Aux déboires militaires s’ajoute l’enlisement profond du processus de paix dont chacun tente de récolter les dividendes économiques et territoriaux. Prévue par les accords signés à Bamako en juin 2015, la mise en place d’autorités intérimaires fait l’objet de controverses houleuses. Jugées non paritaires et largement favorables aux représentants des autorités centrales, les listes validées le 14 octobre par le ministre de la Décentralisation Mohamed Ag Erlaf ont suscité une levée de bouclier de la part de la CMA.

Cette dernière est elle-même totalement fracturée. Accusée de représenter majoritairement la tribu des Ifoghas au détriment d’autres groupes touaregs, la CMA a connu ces derniers mois de multiples désertions au point que de nombreux cadres la qualifient désormais de « coquille vide ».

Dernier né de cette fragmentation, le Congrès pour la justice dans l’Azawad (CJA) s’est donné pour mission de porter les revendications de la tribu des touareg Kel Ansar qui s’était jusqu’alors gardée de former son propre groupe d’intérêt. « Traditionnellement, les Kel Ansar se sont plutôt maintenus à l’écart des conflits. Le fait qu’ils créent leur propre mouvement en dit long sur la course à la représentation dans laquelle le nord du pays a basculé » note le chercheur Pierre Boilley, spécialiste du monde touareg.

Un paysage effrité et une multiplication d’acteurs qui brouille le dialogue et enraye tout tentative de coopération. Tandis que chaque mouvement cherche à s’auto promouvoir et à se doter d’une branche armée dont le pick up est devenu le référent indispensable, les intérêts individuels d’une mosaïque de seigneurs de guerre se substituent aux intérêts idéologiques.
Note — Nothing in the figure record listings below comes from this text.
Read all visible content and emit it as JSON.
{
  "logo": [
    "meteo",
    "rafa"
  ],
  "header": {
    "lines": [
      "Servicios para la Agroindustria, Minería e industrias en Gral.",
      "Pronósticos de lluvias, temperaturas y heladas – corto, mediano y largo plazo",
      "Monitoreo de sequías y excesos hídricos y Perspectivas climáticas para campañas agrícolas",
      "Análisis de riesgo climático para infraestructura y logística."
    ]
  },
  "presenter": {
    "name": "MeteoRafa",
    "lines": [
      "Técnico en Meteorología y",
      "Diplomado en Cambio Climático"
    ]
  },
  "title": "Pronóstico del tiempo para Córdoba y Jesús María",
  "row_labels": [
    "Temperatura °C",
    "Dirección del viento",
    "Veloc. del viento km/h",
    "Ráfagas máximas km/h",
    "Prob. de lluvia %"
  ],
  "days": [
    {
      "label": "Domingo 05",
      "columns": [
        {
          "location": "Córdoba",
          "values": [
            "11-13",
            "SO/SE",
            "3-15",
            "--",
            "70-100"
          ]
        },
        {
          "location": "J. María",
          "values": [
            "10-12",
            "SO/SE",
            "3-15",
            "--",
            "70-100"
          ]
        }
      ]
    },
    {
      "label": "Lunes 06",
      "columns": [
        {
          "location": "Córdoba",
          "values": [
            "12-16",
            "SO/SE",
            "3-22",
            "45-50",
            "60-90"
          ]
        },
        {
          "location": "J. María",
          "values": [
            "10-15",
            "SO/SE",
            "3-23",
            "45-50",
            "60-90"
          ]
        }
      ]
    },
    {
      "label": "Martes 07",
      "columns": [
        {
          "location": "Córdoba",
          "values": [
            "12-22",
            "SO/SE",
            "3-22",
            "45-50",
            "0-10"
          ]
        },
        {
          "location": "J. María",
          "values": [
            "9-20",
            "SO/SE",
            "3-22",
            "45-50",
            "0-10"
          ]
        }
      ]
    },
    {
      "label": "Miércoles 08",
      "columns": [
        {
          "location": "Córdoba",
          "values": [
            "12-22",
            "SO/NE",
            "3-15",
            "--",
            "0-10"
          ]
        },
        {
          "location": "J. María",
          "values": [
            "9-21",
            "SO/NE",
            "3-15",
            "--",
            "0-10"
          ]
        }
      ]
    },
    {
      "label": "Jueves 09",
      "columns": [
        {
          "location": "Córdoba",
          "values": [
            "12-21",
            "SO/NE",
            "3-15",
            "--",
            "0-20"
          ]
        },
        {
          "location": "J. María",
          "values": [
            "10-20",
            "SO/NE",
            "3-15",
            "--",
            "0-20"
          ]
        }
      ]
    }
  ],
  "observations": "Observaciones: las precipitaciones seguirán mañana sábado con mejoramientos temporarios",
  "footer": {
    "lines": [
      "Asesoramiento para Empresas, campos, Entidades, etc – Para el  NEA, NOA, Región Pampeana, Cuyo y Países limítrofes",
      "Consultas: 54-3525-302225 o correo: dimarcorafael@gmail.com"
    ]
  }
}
Pour preuve, la multiplication des ralliements à Bamako d’anciens éléments du MNLA longtemps à l’avant garde des revendications en faveurs de l’indépendance de l’Azawad. Ex figure incontournable du mouvement, Nina Walet Intalou que le journal Le Monde avait qualifié en 2012 de « passionaria indépendantiste » a rejoint, en juillet dernier, le gouvernement malien dont elle est devenue ministre du Tourisme et de l’Artisanat. Un poste qu’elle dit avoir accepté afin d’oeuvrer plus efficacement pour la paix mais qui lui vaut les sarcasmes des militants qui l’accusent d’avoir tourné casaque. Le Mouvement pour le salut de l’Azawad (MSA) de Moussa Ag Acharatoumane, ancien pilier du MNLA dont il s’est désolidarisé en septembre pour créer sont propre groupe, a pour sa part passé un accord de non agression avec l’armée malienne.
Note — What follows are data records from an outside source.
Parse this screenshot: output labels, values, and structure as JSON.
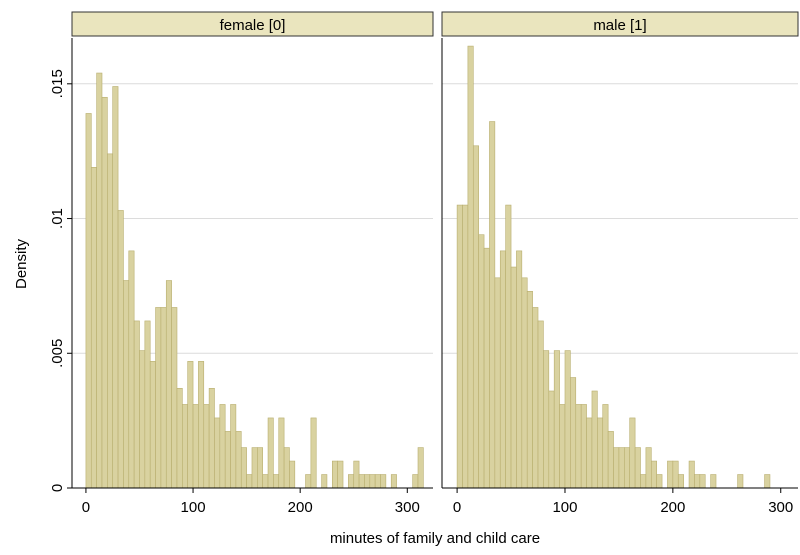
{
  "x_label": "minutes of family and child care",
  "y_label": "Density",
  "chart_data": [
    {
      "type": "histogram",
      "title": "female [0]",
      "color": "#d9d2a0",
      "edge_color": "#b8ae6e",
      "grid": true,
      "bins": [
        0,
        5,
        10,
        15,
        20,
        25,
        30,
        35,
        40,
        45,
        50,
        55,
        60,
        65,
        70,
        75,
        80,
        85,
        90,
        95,
        100,
        105,
        110,
        115,
        120,
        125,
        130,
        135,
        140,
        145,
        150,
        155,
        160,
        165,
        170,
        175,
        180,
        185,
        190,
        195,
        200,
        205,
        210,
        215,
        220,
        225,
        230,
        235,
        240,
        245,
        250,
        255,
        260,
        265,
        270,
        275,
        280,
        285,
        290,
        295,
        300,
        305,
        310,
        315
      ],
      "values": [
        0.0139,
        0.0119,
        0.0154,
        0.0145,
        0.0124,
        0.0149,
        0.0103,
        0.0077,
        0.0088,
        0.0062,
        0.0051,
        0.0062,
        0.0047,
        0.0067,
        0.0067,
        0.0077,
        0.0067,
        0.0037,
        0.0031,
        0.0047,
        0.0031,
        0.0047,
        0.0031,
        0.0037,
        0.0026,
        0.0031,
        0.0021,
        0.0031,
        0.0021,
        0.0015,
        0.0005,
        0.0015,
        0.0015,
        0.0005,
        0.0026,
        0.0005,
        0.0026,
        0.0015,
        0.001,
        0,
        0,
        0.0005,
        0.0026,
        0,
        0.0005,
        0,
        0.001,
        0.001,
        0,
        0.0005,
        0.001,
        0.0005,
        0.0005,
        0.0005,
        0.0005,
        0.0005,
        0,
        0.0005,
        0,
        0,
        0,
        0.0005,
        0.0015
      ],
      "xlim": [
        -13,
        324
      ],
      "xticks": [
        0,
        100,
        200,
        300
      ],
      "ylim": [
        0,
        0.0167
      ],
      "yticks": [
        0,
        {
          "value": 0.005,
          "label": ".005"
        },
        {
          "value": 0.01,
          "label": ".01"
        },
        {
          "value": 0.015,
          "label": ".015"
        }
      ]
    },
    {
      "type": "histogram",
      "title": "male [1]",
      "color": "#d9d2a0",
      "edge_color": "#b8ae6e",
      "grid": true,
      "bins": [
        0,
        5,
        10,
        15,
        20,
        25,
        30,
        35,
        40,
        45,
        50,
        55,
        60,
        65,
        70,
        75,
        80,
        85,
        90,
        95,
        100,
        105,
        110,
        115,
        120,
        125,
        130,
        135,
        140,
        145,
        150,
        155,
        160,
        165,
        170,
        175,
        180,
        185,
        190,
        195,
        200,
        205,
        210,
        215,
        220,
        225,
        230,
        235,
        240,
        245,
        250,
        255,
        260,
        265,
        270,
        275,
        280,
        285,
        290,
        295
      ],
      "values": [
        0.0105,
        0.0105,
        0.0164,
        0.0127,
        0.0094,
        0.0089,
        0.0136,
        0.0078,
        0.0088,
        0.0105,
        0.0082,
        0.0088,
        0.0078,
        0.0073,
        0.0067,
        0.0062,
        0.0051,
        0.0036,
        0.0051,
        0.0031,
        0.0051,
        0.0041,
        0.0031,
        0.0031,
        0.0026,
        0.0036,
        0.0026,
        0.0031,
        0.0021,
        0.0015,
        0.0015,
        0.0015,
        0.0026,
        0.0015,
        0.0005,
        0.0015,
        0.001,
        0.0005,
        0,
        0.001,
        0.001,
        0.0005,
        0,
        0.001,
        0.0005,
        0.0005,
        0,
        0.0005,
        0,
        0,
        0,
        0,
        0.0005,
        0,
        0,
        0,
        0,
        0.0005,
        0
      ],
      "xlim": [
        -14,
        316
      ],
      "xticks": [
        0,
        100,
        200,
        300
      ],
      "ylim": [
        0,
        0.0167
      ],
      "yticks": [
        0,
        0.005,
        0.01,
        0.015
      ]
    }
  ]
}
Face à ce casse-tête auquel s’ajoutent désormais la montée de la violence djihadiste et des conflits intercommunautaires dans le centre du pays, l’hypothèse d’un retrait des troupes françaises fait craindre une escalade des tensions. En prallèle, les responsables socialistes français ont entamé une véritable course contre la montre à l’horizon du sommet France-Afrique qui doit se tenir à Bamako en janvier 2017, soit quelques jours seulement avant la primaire de la gauche. Objectif, empêcher tout dérapage violent d’entacher la success story de l’intervention française au Mali.